I adopted a 4-year old GSD one month ago. He was neutered one month before that. As I mentioned in another thread, he shows tremendous (but friendly) force when he sees another dog -- he can spin me around (I'm a pretty big guy) and he barks like crazy.

My question: I understand that these things show a lot of variation, but is there any chance that he'll calm down a bit as hormone levels decline? I see small signs of progress, but don't know if that's a bond being formed or if he's just less forceful because of the operation.


----------



## Diesel and Lace (Apr 15, 2013)

While the neuter may help some, I would think this is more an issue of boundaries and rules. Your dog does not know the proper way to react probably due to the lack of training previous to you. My rescue was and still is a handful and has literally drug me across a field on my stomach, taken me skiing and beyond. The reason was not his reactive nature it was because he did not have clear rules on what I expected and how to react. 3 months later he now knows that when he gets into the "crazy" mode I am going to make him sit, heel, down, shake, do a number of commands to redirect his attention and calm him down. The key is to not let him get to the point of frenzy and to start working your commands right before hand. If he is in a frenzy you might as well talk to a tree because he is not going to hear you.


----------



## kiya (May 3, 2010)

I highly doubt neutering will change his behavior.


----------



## Draugr (Jul 8, 2011)

Took about 2-3 months for Jake. Not really a personality change so much as a behavioral change, definitely for the better.

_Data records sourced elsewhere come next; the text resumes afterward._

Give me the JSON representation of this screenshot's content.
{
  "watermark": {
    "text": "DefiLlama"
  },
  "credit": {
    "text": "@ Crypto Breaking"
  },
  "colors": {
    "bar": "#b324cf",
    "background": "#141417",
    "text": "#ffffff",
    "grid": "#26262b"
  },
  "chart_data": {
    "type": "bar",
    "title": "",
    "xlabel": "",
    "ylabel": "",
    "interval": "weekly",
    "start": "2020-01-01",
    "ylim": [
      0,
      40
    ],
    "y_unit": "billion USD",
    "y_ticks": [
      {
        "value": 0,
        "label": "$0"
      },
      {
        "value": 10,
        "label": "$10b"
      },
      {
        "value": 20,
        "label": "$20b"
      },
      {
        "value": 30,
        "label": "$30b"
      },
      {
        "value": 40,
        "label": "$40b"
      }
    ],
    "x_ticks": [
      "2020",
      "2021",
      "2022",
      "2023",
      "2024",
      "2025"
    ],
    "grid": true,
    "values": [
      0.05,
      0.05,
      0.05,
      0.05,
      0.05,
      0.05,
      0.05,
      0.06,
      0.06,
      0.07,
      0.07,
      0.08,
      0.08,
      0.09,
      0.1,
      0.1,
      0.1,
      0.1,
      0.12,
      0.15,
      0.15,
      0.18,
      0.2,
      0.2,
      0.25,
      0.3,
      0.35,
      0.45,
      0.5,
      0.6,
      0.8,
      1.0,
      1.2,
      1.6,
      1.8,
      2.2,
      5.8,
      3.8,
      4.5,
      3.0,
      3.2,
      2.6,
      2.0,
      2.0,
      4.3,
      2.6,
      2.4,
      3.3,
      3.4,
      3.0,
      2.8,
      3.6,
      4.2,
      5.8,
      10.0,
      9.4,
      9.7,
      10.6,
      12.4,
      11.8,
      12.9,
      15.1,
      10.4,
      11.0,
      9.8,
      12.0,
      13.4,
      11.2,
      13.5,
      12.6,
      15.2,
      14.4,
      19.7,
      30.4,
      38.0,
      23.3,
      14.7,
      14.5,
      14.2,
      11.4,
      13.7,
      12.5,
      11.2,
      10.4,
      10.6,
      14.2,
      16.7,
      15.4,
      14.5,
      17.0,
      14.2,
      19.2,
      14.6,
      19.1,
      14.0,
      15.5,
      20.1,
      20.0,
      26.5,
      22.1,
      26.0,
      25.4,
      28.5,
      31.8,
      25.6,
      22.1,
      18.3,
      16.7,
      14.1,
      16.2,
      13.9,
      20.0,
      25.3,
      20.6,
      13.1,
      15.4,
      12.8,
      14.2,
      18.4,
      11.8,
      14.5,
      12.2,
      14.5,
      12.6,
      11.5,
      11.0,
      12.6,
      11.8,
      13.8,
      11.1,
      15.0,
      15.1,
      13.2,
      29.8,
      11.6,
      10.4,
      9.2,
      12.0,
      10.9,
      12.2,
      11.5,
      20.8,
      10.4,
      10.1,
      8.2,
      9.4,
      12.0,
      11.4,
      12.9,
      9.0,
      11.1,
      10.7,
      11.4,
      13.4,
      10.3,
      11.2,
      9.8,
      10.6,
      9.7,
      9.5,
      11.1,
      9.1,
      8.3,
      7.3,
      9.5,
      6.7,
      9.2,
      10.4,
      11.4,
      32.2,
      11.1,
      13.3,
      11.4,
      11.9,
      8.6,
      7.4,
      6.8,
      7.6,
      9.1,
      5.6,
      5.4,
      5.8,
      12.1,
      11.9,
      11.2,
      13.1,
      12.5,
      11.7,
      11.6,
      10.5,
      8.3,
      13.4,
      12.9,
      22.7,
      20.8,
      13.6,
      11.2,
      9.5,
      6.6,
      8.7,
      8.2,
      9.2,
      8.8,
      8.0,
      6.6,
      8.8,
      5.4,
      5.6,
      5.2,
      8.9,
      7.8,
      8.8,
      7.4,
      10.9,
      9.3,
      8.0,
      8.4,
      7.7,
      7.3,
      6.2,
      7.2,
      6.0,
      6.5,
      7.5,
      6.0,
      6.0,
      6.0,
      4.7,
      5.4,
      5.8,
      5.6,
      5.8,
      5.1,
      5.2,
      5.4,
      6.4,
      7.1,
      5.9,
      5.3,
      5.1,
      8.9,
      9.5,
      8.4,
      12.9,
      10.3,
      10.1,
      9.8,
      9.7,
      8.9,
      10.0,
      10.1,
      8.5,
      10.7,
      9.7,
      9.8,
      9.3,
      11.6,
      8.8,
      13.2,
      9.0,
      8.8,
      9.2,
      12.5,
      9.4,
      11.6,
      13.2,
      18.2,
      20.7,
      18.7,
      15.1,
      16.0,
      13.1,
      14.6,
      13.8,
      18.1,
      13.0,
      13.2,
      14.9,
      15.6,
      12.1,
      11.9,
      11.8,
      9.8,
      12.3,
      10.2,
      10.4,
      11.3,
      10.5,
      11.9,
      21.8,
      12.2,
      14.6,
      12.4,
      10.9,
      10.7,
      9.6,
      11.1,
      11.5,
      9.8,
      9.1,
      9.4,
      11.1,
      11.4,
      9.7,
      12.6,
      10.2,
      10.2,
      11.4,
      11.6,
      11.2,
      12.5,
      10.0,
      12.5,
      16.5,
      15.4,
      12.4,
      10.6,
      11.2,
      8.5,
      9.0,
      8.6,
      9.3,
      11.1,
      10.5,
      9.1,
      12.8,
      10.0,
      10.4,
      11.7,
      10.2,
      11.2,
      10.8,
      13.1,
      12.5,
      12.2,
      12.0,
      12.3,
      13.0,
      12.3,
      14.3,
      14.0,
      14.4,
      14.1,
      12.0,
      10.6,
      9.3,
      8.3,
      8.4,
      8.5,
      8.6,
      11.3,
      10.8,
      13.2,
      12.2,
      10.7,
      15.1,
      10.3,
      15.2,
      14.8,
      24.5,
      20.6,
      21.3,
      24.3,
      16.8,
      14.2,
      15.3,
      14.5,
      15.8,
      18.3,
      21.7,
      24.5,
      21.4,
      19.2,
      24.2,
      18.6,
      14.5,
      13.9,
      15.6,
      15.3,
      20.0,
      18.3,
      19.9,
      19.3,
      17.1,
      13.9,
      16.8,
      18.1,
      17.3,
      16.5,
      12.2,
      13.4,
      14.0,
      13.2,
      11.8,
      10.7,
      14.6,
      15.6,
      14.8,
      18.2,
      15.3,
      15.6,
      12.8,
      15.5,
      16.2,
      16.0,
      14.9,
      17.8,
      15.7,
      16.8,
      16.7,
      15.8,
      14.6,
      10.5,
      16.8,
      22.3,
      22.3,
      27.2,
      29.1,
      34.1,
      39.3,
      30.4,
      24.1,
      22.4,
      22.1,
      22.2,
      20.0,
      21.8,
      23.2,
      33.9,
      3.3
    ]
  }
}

It was a very slow change at first then sped up near the end until he settled down into his current temperament.


----------



## Jax08 (Feb 13, 2009)

GSDLearner said:


> I adopted a 4-year old GSD one month ago. He was neutered one month before that. As I mentioned in another thread, he shows tremendous (but friendly) force when he sees another dog -- he can spin me around (I'm a pretty big guy) and he barks like crazy.
> 
> My question: I understand that these things show a lot of variation, but is there any chance that he'll calm down a bit as hormone levels decline? I see small signs of progress, but don't know if that's a bond being formed or if he's just less forceful because of the operation.


It takes a minimum of 30 days for all the hormones to leave the body. My guess is, after 2 months, any changes that would occur due to neutering have already occurred.

This is a training issue. He has probably never had boundaries and rules. Find a good trainer. The bonding will come. Training is a great way to build a bond with your dog!


----------